ByteDance has launched Seedance 2.0 to a limited group of users. The previous model was already one of the most powerful AI video generators. The new version takes it a step further.

This multimodal video generation model can process up to four types of inputs simultaneously: images, videos, audio, and text. Users can combine a maximum of nine images, three videos, and three audio files, totaling up to twelve files. The generated videos range from 4 to 15 seconds in length and automatically include sound effects or music.

These demonstration videos come directly from ByteDance and are almost certainly curated from a vast number of generated clips. It remains unknown how consistently this model achieves this quality standard in practical use, what the associated costs are, or the time required for generation. Therefore, what we are seeing likely represents the best-case scenario. Even though the capabilities appear outstanding on paper, significant hurdles remain in integrating them into professional workflows, such as maintaining consistency. Nonetheless, the demonstrated quality is genuinely impressive.

Prompt: The camera follows a man in black clothing as he swiftly flees. A crowd chases him from behind. The shot switches to a lateral chase perspective. The man panics and knocks over a roadside fruit stall, then gets up and continues running. Excited shouts from the crowd are heard in the background.

Prompt: A girl gracefully hangs laundry. After washing, she takes the next piece of clothing from the bucket and gives it a vigorous shake.

According to ByteDance, the most prominent new feature is the reference function: the model can extract shots, movements, and special effects from uploaded reference videos, replace characters, and seamlessly extend existing clips. Video editing tasks, such as replacing or adding characters, are also a significant focus.

Users only need to write simple text commands, for example: "Take @image1 as the first image of the scene. First-person perspective. Take the camera movement from @Video1. The scene above is based on @Frame2, the scene on the left is @Frame3, and the scene on the right is @Frame4."

The user records the camera movement...

...and the AI model transcribes it, along with other elements, into the generated video.

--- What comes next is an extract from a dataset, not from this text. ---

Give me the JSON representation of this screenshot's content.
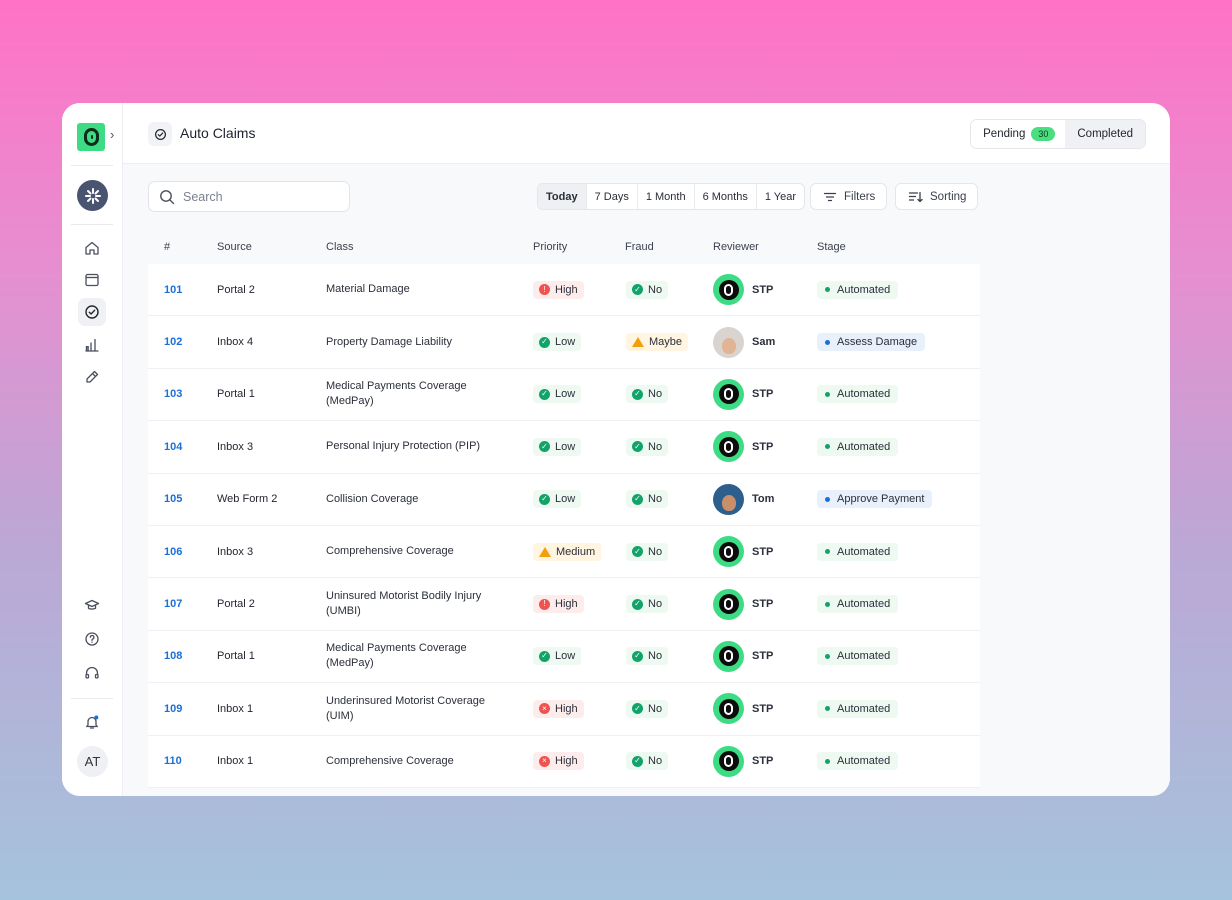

For compliance reasons, real human faces in uploaded materials are currently obscured. Seedance 2.0 is currently available in beta on the official Jimong website at jimeng.jianying.com.

Prompt: The person in the photo wears a guilty expression, eyes darting left and right, then leans out of the picture frame. She quickly withdraws her hand from the frame, picks up a bottle of cola, takes a sip, and shows a satisfied expression. At this moment, footsteps are heard. The person in the photo hurriedly places the cola back. A western cowboy walks over, takes the cola from the cup, and walks away. Finally, the camera pushes forward, the background slowly darkens, with only a spotlight above illuminating a can of cola. A cleverly designed subtitle appears at the bottom of the screen, accompanied by a voiceover: "A sip of cola—you must try it!"